Created by Gerald Friedland, Ruoxi Jia, Jingkang Wang, Bo Li and Nathan Mundhenk.
This work is based on our arXiv tech report. An enhanced version is accepted as the full paper at MIPR 2020. We propose a fundamental answer to a frequently asked question in multimedia computing and machine learning: Do artifacts from perceptual compression contribute to error in the machine learning process and if so, how much? You can also check our project webpage and slide for a deeper introduction.
Just like electricity doesn't originate from the power outlet, pixels don't randomly appear in an image file. Cameras are physical sensors that follow the laws of thermodynamics. Knowing this makes it easier to understand the properties of pixels as we train machine learners to recognize patterns in images.
Our approach to the problem is a reinterpretation of the Helmholtz Free Energy formula from physics to explain the relationship between content and noise when using sensors (such as cameras or microphones) to capture multimedia data. Extensive experiments show that, at the right quality level, perceptual compression is actually not harmful but contributes to a significant reduction of complexity of the machine learning process. Our work provides insights into the reasons for the success of deep learning.

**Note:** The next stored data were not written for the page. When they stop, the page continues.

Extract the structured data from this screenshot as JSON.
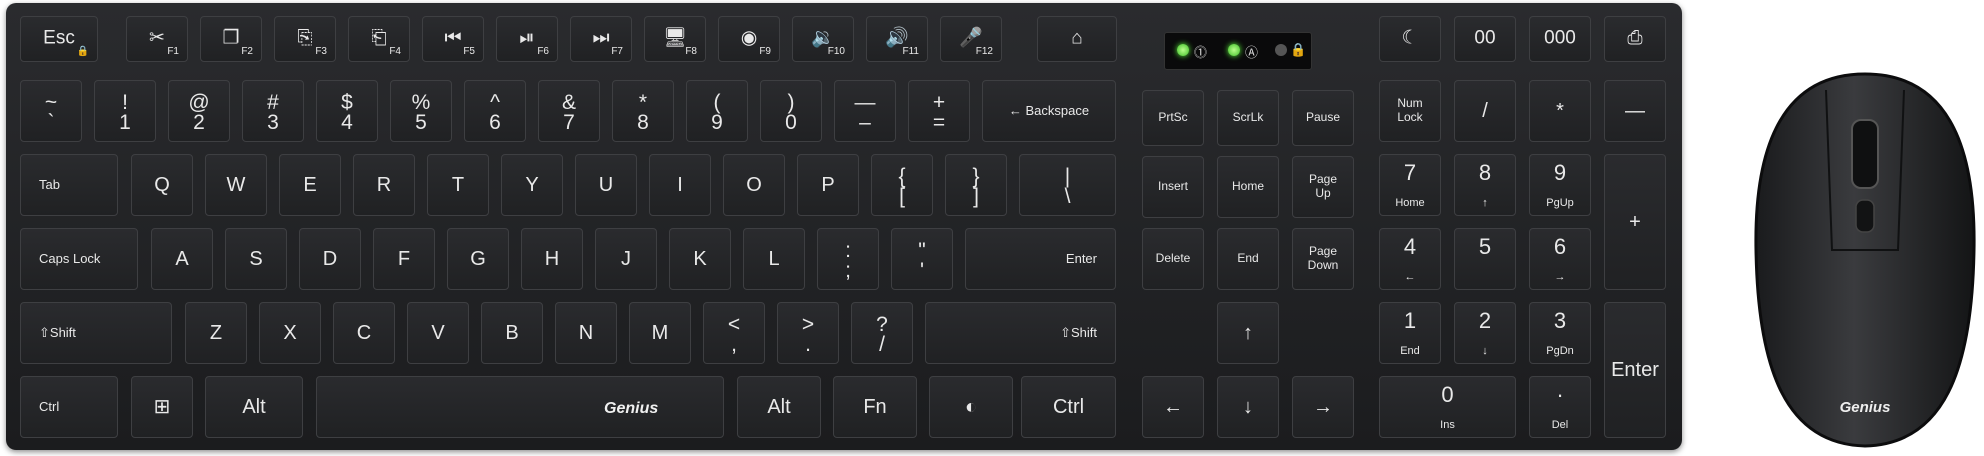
{
  "colors": {
    "key_top": "#2a2b2e",
    "key_text": "#e9e9e9",
    "led_on": "#5cff3a",
    "background": "#ffffff"
  },
  "brand": {
    "keyboard_logo": "Genius",
    "mouse_logo": "Genius"
  },
  "keyboard": {
    "fn_row": [
      {
        "label": "Esc",
        "sub": "🔒"
      },
      {
        "label": "✂",
        "sub": "F1"
      },
      {
        "label": "❐",
        "sub": "F2"
      },
      {
        "label": "⎘",
        "sub": "F3"
      },
      {
        "label": "⎗",
        "sub": "F4"
      },
      {
        "label": "⏮",
        "sub": "F5"
      },
      {
        "label": "⏯",
        "sub": "F6"
      },
      {
        "label": "⏭",
        "sub": "F7"
      },
      {
        "label": "🖥",
        "sub": "F8"
      },
      {
        "label": "◉",
        "sub": "F9"
      },
      {
        "label": "🔉",
        "sub": "F10"
      },
      {
        "label": "🔊",
        "sub": "F11"
      },
      {
        "label": "🎤",
        "sub": "F12"
      },
      {
        "label": "⌂",
        "sub": ""
      }
    ],
    "num_row": [
      {
        "top": "~",
        "bottom": "`"
      },
      {
        "top": "!",
        "bottom": "1"
      },
      {
        "top": "@",
        "bottom": "2"
      },
      {
        "top": "#",
        "bottom": "3"
      },
      {
        "top": "$",
        "bottom": "4"
      },
      {
        "top": "%",
        "bottom": "5"
      },
      {
        "top": "^",
        "bottom": "6"
      },
      {
        "top": "&",
        "bottom": "7"
      },
      {
        "top": "*",
        "bottom": "8"
      },
      {
        "top": "(",
        "bottom": "9"
      },
      {
        "top": ")",
        "bottom": "0"
      },
      {
        "top": "—",
        "bottom": "–"
      },
      {
        "top": "+",
        "bottom": "="
      },
      {
        "top": "← Backspace",
        "bottom": ""
      }
    ],
    "q_row": [
      "Tab",
      "Q",
      "W",
      "E",
      "R",
      "T",
      "Y",
      "U",
      "I",
      "O",
      "P"
    ],
    "q_row_brackets": [
      {
        "top": "{",
        "bottom": "["
      },
      {
        "top": "}",
        "bottom": "]"
      },
      {
        "top": "|",
        "bottom": "\\"
      }
    ],
    "a_row": [
      "Caps Lock",
      "A",
      "S",
      "D",
      "F",
      "G",
      "H",
      "J",
      "K",
      "L"
    ],
    "a_row_punct": [
      {
        "top": ":",
        "bottom": ";"
      },
      {
        "top": "\"",
        "bottom": "'"
      }
    ],
    "a_row_enter": "Enter",
    "z_row": [
      "⇧Shift",
      "Z",
      "X",
      "C",
      "V",
      "B",
      "N",
      "M"
    ],
    "z_row_punct": [
      {
        "top": "<",
        "bottom": ","
      },
      {
        "top": ">",
        "bottom": "."
      },
      {
        "top": "?",
        "bottom": "/"
      }
    ],
    "z_row_shift_right": "⇧Shift",
    "bottom_row": {
      "ctrl_l": "Ctrl",
      "win": "⊞",
      "alt_l": "Alt",
      "alt_r": "Alt",
      "fn": "Fn",
      "copilot": "◐",
      "ctrl_r": "Ctrl"
    },
    "nav_top": [
      "PrtSc",
      "ScrLk",
      "Pause"
    ],
    "nav_mid1": [
      "Insert",
      "Home",
      "Page\nUp"
    ],
    "nav_mid2": [
      "Delete",
      "End",
      "Page\nDown"
    ],
    "arrows": {
      "up": "↑",
      "left": "←",
      "down": "↓",
      "right": "→"
    },
    "numpad_top": [
      "☾",
      "00",
      "000",
      "⎙"
    ],
    "numpad_r1": [
      {
        "top": "Num\nLock",
        "bottom": ""
      },
      {
        "top": "/",
        "bottom": ""
      },
      {
        "top": "*",
        "bottom": ""
      },
      {
        "top": "—",
        "bottom": ""
      }
    ],
    "numpad_r2": [
      {
        "top": "7",
        "bottom": "Home"
      },
      {
        "top": "8",
        "bottom": "↑"
      },
      {
        "top": "9",
        "bottom": "PgUp"
      }
    ],
    "numpad_plus": "+",
    "numpad_r3": [
      {
        "top": "4",
        "bottom": "←"
      },
      {
        "top": "5",
        "bottom": ""
      },
      {
        "top": "6",
        "bottom": "→"
      }
    ],
    "numpad_r4": [
      {
        "top": "1",
        "bottom": "End"
      },
      {
        "top": "2",
        "bottom": "↓"
      },
      {
        "top": "3",
        "bottom": "PgDn"
      }
    ],
    "numpad_enter": "Enter",
    "numpad_r5": [
      {
        "top": "0",
        "bottom": "Ins"
      },
      {
        "top": "·",
        "bottom": "Del"
      }
    ],
    "indicator_icons": [
      "⓵",
      "Ⓐ",
      "🔒"
    ]
  }
}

In this repository, we release code and data for conducting perceptual compression while maintaining, or sometimes even improving, overall performance. Additionally, compressed models usually result in faster training convergence.
- Tensorflow 1.4.0
- Keras 2.1.5
- Python 2.7
- CUDA 8.0+ (For GPU)
- Python Libraries: numpy pandas, scikit-learn, h5py, pillow, imageio, librosa, opencv
- lame tool (for MP3 compression)
The code has been tested with Python 2.7, Tensorflow 1.4.0, CUDA 8.0 and cuDNN 5.1 on Ubuntu 14.04. But it may work on more machines (directly or through mini-modification), pull-requests or test report are well welcomed.
To train a model to classify images in CIFAR-10 (quality 5, architecure A)
cd cifar
python train.py --quality 5 --setting 0
Log files and network parameters will be saved to logs
folder in default.
To see HELP for the training script:
cd cifar && python train.py -h (CIFAR-10)
cd audio && python train.py -h (Audio)
If enough GPUs are available, you could use scripts to train models with different settings (architecture, compression ratio). Remember to manually specify proper GPUs in the script (Each process occupies around 3500M graphic memory).
cd cifar
sh scripts/train-all-cnns.sh
More details are provided in our project webpage.
To evaluate our idea, we have designed six different architectures on CIFAR-10 and Audio dataset, respectively. The details of models (architectures, number of parameters) could be obtained from cifar_paras and audio_paras.
If you find our work useful in your research, please consider citing:
@article{gerald20compress,
title={On the Impact of Perceptual Compression on Deep Learning},
author={Gerald Friedland and Ruoxi Jia and Jingkang Wang and Bo Li and Nathan Mundhenk},
journal={MIPR},
year={2020}
}
This code is based on the previous works (All-Conv-Keras,panotti). Many thanks to the authors.
Our code is released under Apache License 2.0.